Confirmation of cells in cultured ostracod epidermal explants. Hoechst 33342 nuclear stain was used to confirm location and presence of cells after (a, e) 1, (b, f) 2, (c, g) 3 and (d, h) 4 wk in culture (a–d ×10 magnification, e–h ×40 magnification). The ostracod epidermal layer is not a flat single layer of cells and, therefore, when visualised the nuclei were in different planes and it was not possible to image all nuclei in focus.

Figure 6.

Confirmation of epidermal cell proliferation–EdU incorporation. EdU labelling in the epidermal layer of cultured carapace-epithelia following (a) 24 h and (b) 72 h of incubation. Cell proliferation was 17.0% (n = 5, SEM ± 1.8%) and 9.0% (n = 5, SEM ± 1.9%) of cells at 24 and 72 h, respectively. The ostracod carapace is a curved surface and this surface could not be flattened during sample visualisation. Therefore, when the carapace-epithelia were visualised, the nuclei were in different planes and it was not possible to image all nuclei in focus.

Figure 7.

Confirmation of epidermal cell proliferation–BrdU labelling. (a, b) Fluorescent microscopy images of Rabbit anti-BrdU (ab152095) labelling (red fluorescence) in two of the cultured carapace-epithelia samples visualised following in vitro BrdU incorporation into carapace halves cultured for 48 h. Cellular proliferation was confirmed to be 14.0% (n = 5, SEM ± 2.8%). Cell nuclei = blue following Hoechst 33342 nuclear staining.

Figure 8.

Electron microscopy of cultured epidermal tissue on adult ostracod carapaces at three culture time points (0, 1 and 2 wk, n = 3 at each time point). (a, b) At 0 wk in culture, the tissue is highly organised in structure compared with (c, d) 1 wk and (e, f) 2 wk. The ‘e’ denotes the epidermal cell layer. Images were captured at ×1200 (left-hand column) and ×2500 (right-hand column) magnification. Scale bar: 2 μm.

Figure 9.

Cell dissociation using Dispase I. (a) Cells were in clumps following a 5-min incubation in Dispase I, with tissue remnants (white arrows). At (b) 10 min (white circle) and (c) 40 min (white arrows), cells were dissociated, without clustering. Scale bars: 20 μm Corresponding live (green)/dead (red) cell labelling is shown after (d, g) 5, (e, h) 10 and (f, i) 40-min incubations in Dispase I; (g)–(i) are magnified images of (d)–(f).

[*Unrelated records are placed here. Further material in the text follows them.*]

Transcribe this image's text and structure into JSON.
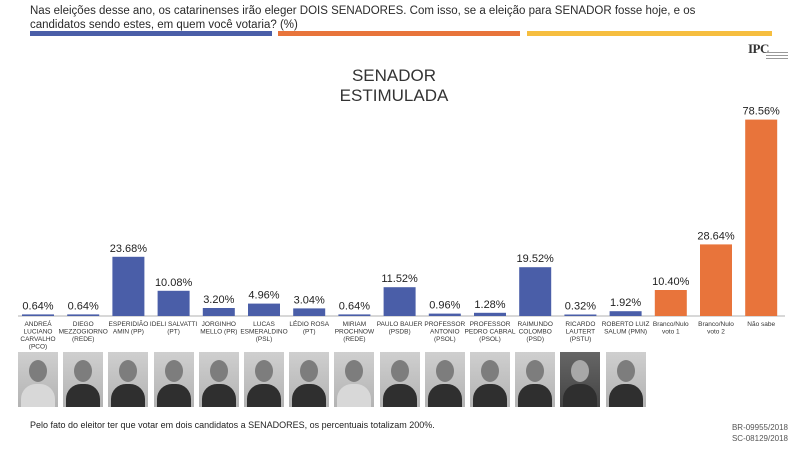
{
  "header": {
    "question": "Nas eleições desse ano, os catarinenses irão eleger DOIS SENADORES. Com isso, se a eleição para SENADOR fosse hoje, e os candidatos sendo estes, em quem você votaria? (%)",
    "logo_text": "IPC"
  },
  "footer": {
    "note": "Pelo fato do eleitor ter que votar em dois candidatos a SENADORES, os percentuais totalizam 200%.",
    "code1": "BR-09955/2018",
    "code2": "SC-08129/2018"
  },
  "colors": {
    "blue": "#4a5ea8",
    "orange": "#e8743b",
    "yellow": "#f6be3f"
  },
  "chart_data": {
    "type": "bar",
    "title": "SENADOR\nESTIMULADA",
    "title_lines": [
      "SENADOR",
      "ESTIMULADA"
    ],
    "categories": [
      [
        "ANDREÁ",
        "LUCIANO",
        "CARVALHO",
        "(PCO)"
      ],
      [
        "DIEGO",
        "MEZZOGIORNO",
        "(REDE)"
      ],
      [
        "ESPERIDIÃO",
        "AMIN (PP)"
      ],
      [
        "IDELI SALVATTI",
        "(PT)"
      ],
      [
        "JORGINHO",
        "MELLO (PR)"
      ],
      [
        "LUCAS",
        "ESMERALDINO",
        "(PSL)"
      ],
      [
        "LÉDIO ROSA",
        "(PT)"
      ],
      [
        "MIRIAM",
        "PROCHNOW",
        "(REDE)"
      ],
      [
        "PAULO BAUER",
        "(PSDB)"
      ],
      [
        "PROFESSOR",
        "ANTONIO",
        "(PSOL)"
      ],
      [
        "PROFESSOR",
        "PEDRO CABRAL",
        "(PSOL)"
      ],
      [
        "RAIMUNDO",
        "COLOMBO",
        "(PSD)"
      ],
      [
        "RICARDO",
        "LAUTERT",
        "(PSTU)"
      ],
      [
        "ROBERTO LUIZ",
        "SALUM (PMN)"
      ],
      [
        "Branco/Nulo",
        "voto 1"
      ],
      [
        "Branco/Nulo",
        "voto 2"
      ],
      [
        "Não sabe"
      ]
    ],
    "values": [
      0.64,
      0.64,
      23.68,
      10.08,
      3.2,
      4.96,
      3.04,
      0.64,
      11.52,
      0.96,
      1.28,
      19.52,
      0.32,
      1.92,
      10.4,
      28.64,
      78.56
    ],
    "value_labels": [
      "0.64%",
      "0.64%",
      "23.68%",
      "10.08%",
      "3.20%",
      "4.96%",
      "3.04%",
      "0.64%",
      "11.52%",
      "0.96%",
      "1.28%",
      "19.52%",
      "0.32%",
      "1.92%",
      "10.40%",
      "28.64%",
      "78.56%"
    ],
    "bar_colors": [
      "blue",
      "blue",
      "blue",
      "blue",
      "blue",
      "blue",
      "blue",
      "blue",
      "blue",
      "blue",
      "blue",
      "blue",
      "blue",
      "blue",
      "orange",
      "orange",
      "orange"
    ],
    "ylim": [
      0,
      80
    ],
    "xlabel": "",
    "ylabel": "",
    "grid": false,
    "legend": "none"
  }
}
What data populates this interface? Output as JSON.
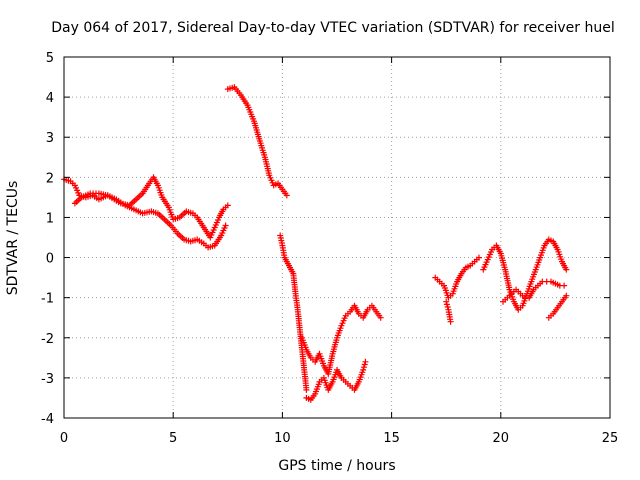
{
  "chart_data": {
    "type": "scatter",
    "title": "Day 064 of 2017, Sidereal Day-to-day VTEC variation (SDTVAR) for receiver huel",
    "xlabel": "GPS time / hours",
    "ylabel": "SDTVAR / TECUs",
    "xlim": [
      0,
      25
    ],
    "ylim": [
      -4,
      5
    ],
    "xticks": [
      0,
      5,
      10,
      15,
      20,
      25
    ],
    "yticks": [
      -4,
      -3,
      -2,
      -1,
      0,
      1,
      2,
      3,
      4,
      5
    ],
    "xtick_labels": [
      "0",
      "5",
      "10",
      "15",
      "20",
      "25"
    ],
    "ytick_labels": [
      "-4",
      "-3",
      "-2",
      "-1",
      "0",
      "1",
      "2",
      "3",
      "4",
      "5"
    ],
    "grid": true,
    "marker": "plus",
    "color": "#ff0000",
    "segments": [
      {
        "name": "series-a-upper",
        "x": [
          0.0,
          0.3,
          0.5,
          0.7,
          1.0,
          1.3,
          1.6,
          2.0,
          2.3,
          2.6,
          3.0,
          3.3,
          3.6,
          3.9,
          4.1,
          4.3,
          4.5,
          4.8,
          5.0,
          5.3,
          5.6,
          5.9,
          6.1,
          6.4,
          6.7,
          6.9,
          7.1,
          7.3,
          7.5
        ],
        "y": [
          1.95,
          1.9,
          1.8,
          1.55,
          1.5,
          1.55,
          1.45,
          1.55,
          1.45,
          1.35,
          1.3,
          1.45,
          1.6,
          1.85,
          2.0,
          1.8,
          1.5,
          1.25,
          0.95,
          1.0,
          1.15,
          1.1,
          1.0,
          0.75,
          0.5,
          0.75,
          1.0,
          1.2,
          1.3
        ]
      },
      {
        "name": "series-a-lower",
        "x": [
          0.5,
          0.8,
          1.2,
          1.6,
          2.0,
          2.4,
          2.8,
          3.2,
          3.6,
          4.0,
          4.3,
          4.6,
          4.9,
          5.2,
          5.5,
          5.8,
          6.1,
          6.4,
          6.6,
          6.9,
          7.2,
          7.4
        ],
        "y": [
          1.35,
          1.5,
          1.6,
          1.6,
          1.55,
          1.45,
          1.3,
          1.2,
          1.1,
          1.15,
          1.1,
          0.95,
          0.8,
          0.6,
          0.45,
          0.4,
          0.45,
          0.35,
          0.25,
          0.3,
          0.55,
          0.8
        ]
      },
      {
        "name": "series-b",
        "x": [
          7.5,
          7.8,
          8.1,
          8.4,
          8.7,
          9.0,
          9.2,
          9.4,
          9.6,
          9.8,
          10.0,
          10.2
        ],
        "y": [
          4.2,
          4.25,
          4.05,
          3.8,
          3.4,
          2.85,
          2.5,
          2.05,
          1.8,
          1.85,
          1.7,
          1.55
        ]
      },
      {
        "name": "series-c-fall",
        "x": [
          9.9,
          10.0,
          10.1,
          10.3,
          10.5,
          10.6,
          10.7,
          10.8,
          10.9,
          11.0,
          11.1
        ],
        "y": [
          0.55,
          0.3,
          0.0,
          -0.2,
          -0.4,
          -0.9,
          -1.3,
          -1.8,
          -2.3,
          -2.8,
          -3.3
        ]
      },
      {
        "name": "series-c-low",
        "x": [
          11.1,
          11.3,
          11.5,
          11.7,
          11.9,
          12.1,
          12.3,
          12.5,
          12.7,
          12.9,
          13.1,
          13.3,
          13.5,
          13.7,
          13.8
        ],
        "y": [
          -3.5,
          -3.55,
          -3.4,
          -3.1,
          -3.0,
          -3.3,
          -3.1,
          -2.8,
          -3.0,
          -3.1,
          -3.2,
          -3.3,
          -3.1,
          -2.8,
          -2.6
        ]
      },
      {
        "name": "series-c-mid",
        "x": [
          10.9,
          11.1,
          11.3,
          11.5,
          11.7,
          11.9,
          12.1,
          12.3,
          12.5,
          12.7,
          12.9,
          13.1,
          13.3,
          13.5,
          13.7,
          13.9,
          14.1,
          14.3,
          14.5
        ],
        "y": [
          -2.0,
          -2.3,
          -2.5,
          -2.6,
          -2.4,
          -2.7,
          -2.9,
          -2.4,
          -2.0,
          -1.7,
          -1.45,
          -1.35,
          -1.2,
          -1.4,
          -1.5,
          -1.3,
          -1.2,
          -1.35,
          -1.5
        ]
      },
      {
        "name": "series-d",
        "x": [
          17.0,
          17.2,
          17.4,
          17.6,
          17.8,
          18.0,
          18.2,
          18.4,
          18.6,
          18.8,
          19.0
        ],
        "y": [
          -0.5,
          -0.6,
          -0.7,
          -1.0,
          -0.9,
          -0.6,
          -0.4,
          -0.25,
          -0.2,
          -0.1,
          0.0
        ]
      },
      {
        "name": "series-d-drop",
        "x": [
          17.5,
          17.6,
          17.7
        ],
        "y": [
          -1.1,
          -1.3,
          -1.6
        ]
      },
      {
        "name": "series-e",
        "x": [
          19.2,
          19.4,
          19.6,
          19.8,
          20.0,
          20.2,
          20.4,
          20.6,
          20.8,
          21.0,
          21.2,
          21.4,
          21.6,
          21.8,
          22.0,
          22.2,
          22.4,
          22.6,
          22.8,
          23.0
        ],
        "y": [
          -0.3,
          -0.05,
          0.2,
          0.3,
          0.1,
          -0.3,
          -0.8,
          -1.1,
          -1.3,
          -1.2,
          -0.9,
          -0.6,
          -0.3,
          0.0,
          0.3,
          0.45,
          0.4,
          0.2,
          -0.1,
          -0.3
        ]
      },
      {
        "name": "series-f",
        "x": [
          20.1,
          20.3,
          20.5,
          20.7,
          20.9,
          21.1,
          21.3,
          21.5,
          21.7,
          21.9,
          22.1,
          22.3,
          22.5,
          22.7,
          22.9
        ],
        "y": [
          -1.1,
          -1.0,
          -0.9,
          -0.8,
          -0.9,
          -1.0,
          -1.0,
          -0.8,
          -0.7,
          -0.6,
          -0.6,
          -0.6,
          -0.65,
          -0.7,
          -0.7
        ]
      },
      {
        "name": "series-g",
        "x": [
          22.2,
          22.4,
          22.6,
          22.8,
          23.0
        ],
        "y": [
          -1.5,
          -1.4,
          -1.25,
          -1.1,
          -0.95
        ]
      }
    ]
  }
}
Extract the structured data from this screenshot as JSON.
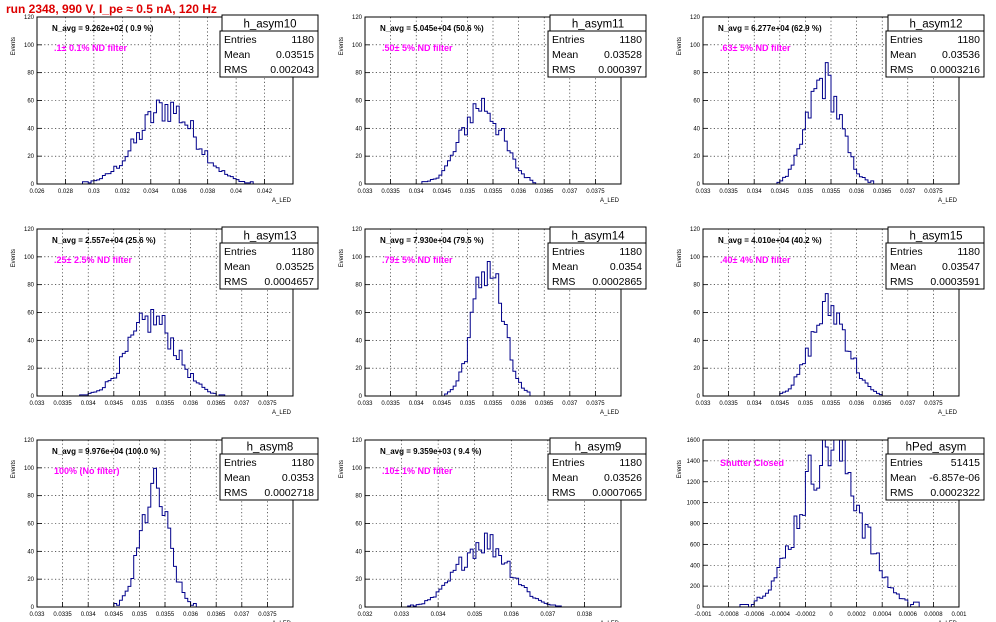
{
  "page": {
    "run_title": "run 2348,   990 V, I_pe ≈ 0.5 nA, 120 Hz"
  },
  "colors": {
    "histogram": "#00008b",
    "filter_text": "#ff00ff",
    "run_title": "#dd0000"
  },
  "chart_data": [
    {
      "type": "bar",
      "name": "h_asym10",
      "stats": {
        "Entries": "1180",
        "Mean": "0.03515",
        "RMS": "0.002043"
      },
      "navg_label": "N_avg = 9.262e+02 ( 0.9 %)",
      "filter_label": ".1± 0.1% ND filter",
      "xlabel": "A_LED",
      "ylabel": "Events",
      "xlim": [
        0.026,
        0.044
      ],
      "ylim": [
        0,
        120
      ],
      "xticks": [
        0.026,
        0.028,
        0.03,
        0.032,
        0.034,
        0.036,
        0.038,
        0.04,
        0.042
      ],
      "xticklabels": [
        "0.026",
        "0.028",
        "0.03",
        "0.032",
        "0.034",
        "0.036",
        "0.038",
        "0.04",
        "0.042"
      ],
      "yticks": [
        0,
        20,
        40,
        60,
        80,
        100,
        120
      ],
      "mean": 0.03515,
      "rms": 0.002043,
      "peak": 55
    },
    {
      "type": "bar",
      "name": "h_asym11",
      "stats": {
        "Entries": "1180",
        "Mean": "0.03528",
        "RMS": "0.000397"
      },
      "navg_label": "N_avg = 5.045e+04 (50.6 %)",
      "filter_label": ".50± 5% ND filter",
      "xlabel": "A_LED",
      "ylabel": "Events",
      "xlim": [
        0.033,
        0.038
      ],
      "ylim": [
        0,
        120
      ],
      "xticks": [
        0.033,
        0.0335,
        0.034,
        0.0345,
        0.035,
        0.0355,
        0.036,
        0.0365,
        0.037,
        0.0375
      ],
      "xticklabels": [
        "0.033",
        "0.0335",
        "0.034",
        "0.0345",
        "0.035",
        "0.0355",
        "0.036",
        "0.0365",
        "0.037",
        "0.0375"
      ],
      "yticks": [
        0,
        20,
        40,
        60,
        80,
        100,
        120
      ],
      "mean": 0.03528,
      "rms": 0.000397,
      "peak": 57
    },
    {
      "type": "bar",
      "name": "h_asym12",
      "stats": {
        "Entries": "1180",
        "Mean": "0.03536",
        "RMS": "0.0003216"
      },
      "navg_label": "N_avg = 6.277e+04 (62.9 %)",
      "filter_label": ".63± 5% ND filter",
      "xlabel": "A_LED",
      "ylabel": "Events",
      "xlim": [
        0.033,
        0.038
      ],
      "ylim": [
        0,
        120
      ],
      "xticks": [
        0.033,
        0.0335,
        0.034,
        0.0345,
        0.035,
        0.0355,
        0.036,
        0.0365,
        0.037,
        0.0375
      ],
      "xticklabels": [
        "0.033",
        "0.0335",
        "0.034",
        "0.0345",
        "0.035",
        "0.0355",
        "0.036",
        "0.0365",
        "0.037",
        "0.0375"
      ],
      "yticks": [
        0,
        20,
        40,
        60,
        80,
        100,
        120
      ],
      "mean": 0.03536,
      "rms": 0.0003216,
      "peak": 75
    },
    {
      "type": "bar",
      "name": "h_asym13",
      "stats": {
        "Entries": "1180",
        "Mean": "0.03525",
        "RMS": "0.0004657"
      },
      "navg_label": "N_avg = 2.557e+04 (25.6 %)",
      "filter_label": ".25± 2.5% ND filter",
      "xlabel": "A_LED",
      "ylabel": "Events",
      "xlim": [
        0.033,
        0.038
      ],
      "ylim": [
        0,
        120
      ],
      "xticks": [
        0.033,
        0.0335,
        0.034,
        0.0345,
        0.035,
        0.0355,
        0.036,
        0.0365,
        0.037,
        0.0375
      ],
      "xticklabels": [
        "0.033",
        "0.0335",
        "0.034",
        "0.0345",
        "0.035",
        "0.0355",
        "0.036",
        "0.0365",
        "0.037",
        "0.0375"
      ],
      "yticks": [
        0,
        20,
        40,
        60,
        80,
        100,
        120
      ],
      "mean": 0.03525,
      "rms": 0.0004657,
      "peak": 55
    },
    {
      "type": "bar",
      "name": "h_asym14",
      "stats": {
        "Entries": "1180",
        "Mean": "0.0354",
        "RMS": "0.0002865"
      },
      "navg_label": "N_avg = 7.930e+04 (79.5 %)",
      "filter_label": ".79± 5% ND filter",
      "xlabel": "A_LED",
      "ylabel": "Events",
      "xlim": [
        0.033,
        0.038
      ],
      "ylim": [
        0,
        120
      ],
      "xticks": [
        0.033,
        0.0335,
        0.034,
        0.0345,
        0.035,
        0.0355,
        0.036,
        0.0365,
        0.037,
        0.0375
      ],
      "xticklabels": [
        "0.033",
        "0.0335",
        "0.034",
        "0.0345",
        "0.035",
        "0.0355",
        "0.036",
        "0.0365",
        "0.037",
        "0.0375"
      ],
      "yticks": [
        0,
        20,
        40,
        60,
        80,
        100,
        120
      ],
      "mean": 0.0354,
      "rms": 0.0002865,
      "peak": 95
    },
    {
      "type": "bar",
      "name": "h_asym15",
      "stats": {
        "Entries": "1180",
        "Mean": "0.03547",
        "RMS": "0.0003591"
      },
      "navg_label": "N_avg = 4.010e+04 (40.2 %)",
      "filter_label": ".40± 4% ND filter",
      "xlabel": "A_LED",
      "ylabel": "Events",
      "xlim": [
        0.033,
        0.038
      ],
      "ylim": [
        0,
        120
      ],
      "xticks": [
        0.033,
        0.0335,
        0.034,
        0.0345,
        0.035,
        0.0355,
        0.036,
        0.0365,
        0.037,
        0.0375
      ],
      "xticklabels": [
        "0.033",
        "0.0335",
        "0.034",
        "0.0345",
        "0.035",
        "0.0355",
        "0.036",
        "0.0365",
        "0.037",
        "0.0375"
      ],
      "yticks": [
        0,
        20,
        40,
        60,
        80,
        100,
        120
      ],
      "mean": 0.03547,
      "rms": 0.0003591,
      "peak": 63
    },
    {
      "type": "bar",
      "name": "h_asym8",
      "stats": {
        "Entries": "1180",
        "Mean": "0.0353",
        "RMS": "0.0002718"
      },
      "navg_label": "N_avg = 9.976e+04 (100.0 %)",
      "filter_label": "100% (No filter)",
      "xlabel": "A_LED",
      "ylabel": "Events",
      "xlim": [
        0.033,
        0.038
      ],
      "ylim": [
        0,
        120
      ],
      "xticks": [
        0.033,
        0.0335,
        0.034,
        0.0345,
        0.035,
        0.0355,
        0.036,
        0.0365,
        0.037,
        0.0375
      ],
      "xticklabels": [
        "0.033",
        "0.0335",
        "0.034",
        "0.0345",
        "0.035",
        "0.0355",
        "0.036",
        "0.0365",
        "0.037",
        "0.0375"
      ],
      "yticks": [
        0,
        20,
        40,
        60,
        80,
        100,
        120
      ],
      "mean": 0.0353,
      "rms": 0.0002718,
      "peak": 83
    },
    {
      "type": "bar",
      "name": "h_asym9",
      "stats": {
        "Entries": "1180",
        "Mean": "0.03526",
        "RMS": "0.0007065"
      },
      "navg_label": "N_avg = 9.359e+03 ( 9.4 %)",
      "filter_label": ".10± 1% ND filter",
      "xlabel": "A_LED",
      "ylabel": "Events",
      "xlim": [
        0.032,
        0.039
      ],
      "ylim": [
        0,
        120
      ],
      "xticks": [
        0.032,
        0.033,
        0.034,
        0.035,
        0.036,
        0.037,
        0.038
      ],
      "xticklabels": [
        "0.032",
        "0.033",
        "0.034",
        "0.035",
        "0.036",
        "0.037",
        "0.038"
      ],
      "yticks": [
        0,
        20,
        40,
        60,
        80,
        100,
        120
      ],
      "mean": 0.03526,
      "rms": 0.0007065,
      "peak": 47
    },
    {
      "type": "bar",
      "name": "hPed_asym",
      "stats": {
        "Entries": "51415",
        "Mean": "-6.857e-06",
        "RMS": "0.0002322"
      },
      "navg_label": "",
      "filter_label": "Shutter Closed",
      "xlabel": "A_LED",
      "ylabel": "Events",
      "xlim": [
        -0.001,
        0.001
      ],
      "ylim": [
        0,
        1600
      ],
      "xticks": [
        -0.001,
        -0.0008,
        -0.0006,
        -0.0004,
        -0.0002,
        0,
        0.0002,
        0.0004,
        0.0006,
        0.0008,
        0.001
      ],
      "xticklabels": [
        "-0.001",
        "-0.0008",
        "-0.0006",
        "-0.0004",
        "-0.0002",
        "0",
        "0.0002",
        "0.0004",
        "0.0006",
        "0.0008",
        "0.001"
      ],
      "yticks": [
        0,
        200,
        400,
        600,
        800,
        1000,
        1200,
        1400,
        1600
      ],
      "mean": -6.857e-06,
      "rms": 0.0002322,
      "peak": 1560
    }
  ]
}
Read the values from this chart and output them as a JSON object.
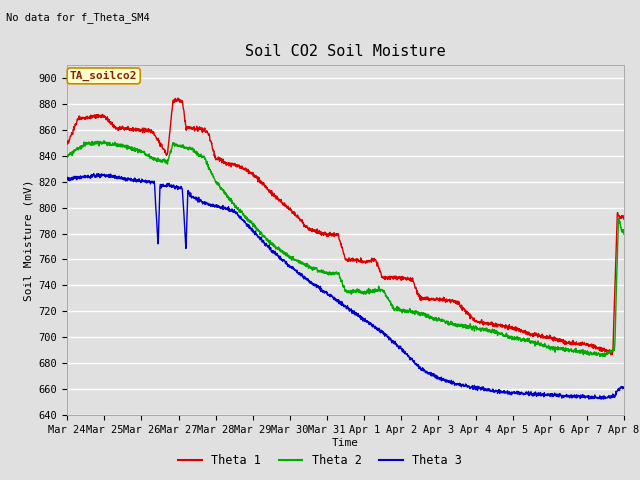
{
  "title": "Soil CO2 Soil Moisture",
  "subtitle": "No data for f_Theta_SM4",
  "ylabel": "Soil Moisture (mV)",
  "xlabel": "Time",
  "legend_label": "TA_soilco2",
  "ylim": [
    640,
    910
  ],
  "yticks": [
    640,
    660,
    680,
    700,
    720,
    740,
    760,
    780,
    800,
    820,
    840,
    860,
    880,
    900
  ],
  "xtick_labels": [
    "Mar 24",
    "Mar 25",
    "Mar 26",
    "Mar 27",
    "Mar 28",
    "Mar 29",
    "Mar 30",
    "Mar 31",
    "Apr 1",
    "Apr 2",
    "Apr 3",
    "Apr 4",
    "Apr 5",
    "Apr 6",
    "Apr 7",
    "Apr 8"
  ],
  "line_colors": [
    "#dd0000",
    "#00aa00",
    "#0000cc"
  ],
  "legend_entries": [
    "Theta 1",
    "Theta 2",
    "Theta 3"
  ],
  "background_color": "#e0e0e0",
  "plot_bg_color": "#e0e0e0",
  "grid_color": "#ffffff",
  "annotation_box_facecolor": "#ffffcc",
  "annotation_box_edgecolor": "#cc8800",
  "annotation_text_color": "#882200",
  "title_fontsize": 11,
  "label_fontsize": 8,
  "tick_fontsize": 7.5
}
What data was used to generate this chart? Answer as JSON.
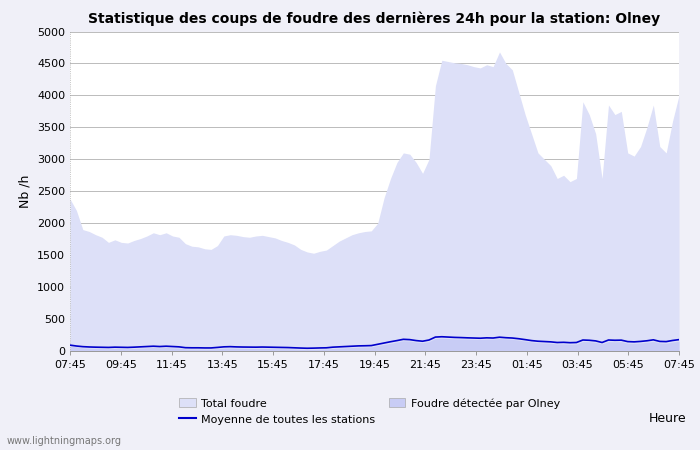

Scale bars: 100 μm. (j) Percentage epidermal cell viability in culture was affected by incubation time in Dispase I; greatest cell viability in fully dissociated cells was observed after a 10-min incubation. Error bars: SD. Asterisks indicate significant differences in percentage viability between 0 d in culture (*p < 0.05, **p < 0.01) and 1 d in culture (**p < 0.01).

Figure 10.

Phase-contrast images of dissociated cells adhering to substrates (a) laminin, (b) fibronectin, (c) collagen type IV, (d) chitosan, (e) Matrigel and (f) collagen type I. A larger number of cells (arrows) was observed adhered to collagen type I, while cell spreading was most apparent on collagen type IV. Scale bars: 20 μm.

Figure 11.

Ostracod epidermal cell proliferation in dissociated cells at 7 d of culture. (a, b) Proliferating cells (BrdU labelled; red fluorescence) expressed as a percentage of total cells (Hoechst-labelled nuclei; blue fluorescence) on substrates, collagen types I and IV, were quantified. Scale bars: 50 μm. (c) Cell proliferation was not found to be significantly different on these two substrates following 7 d in culture (p = 0.211). Error bars: SD.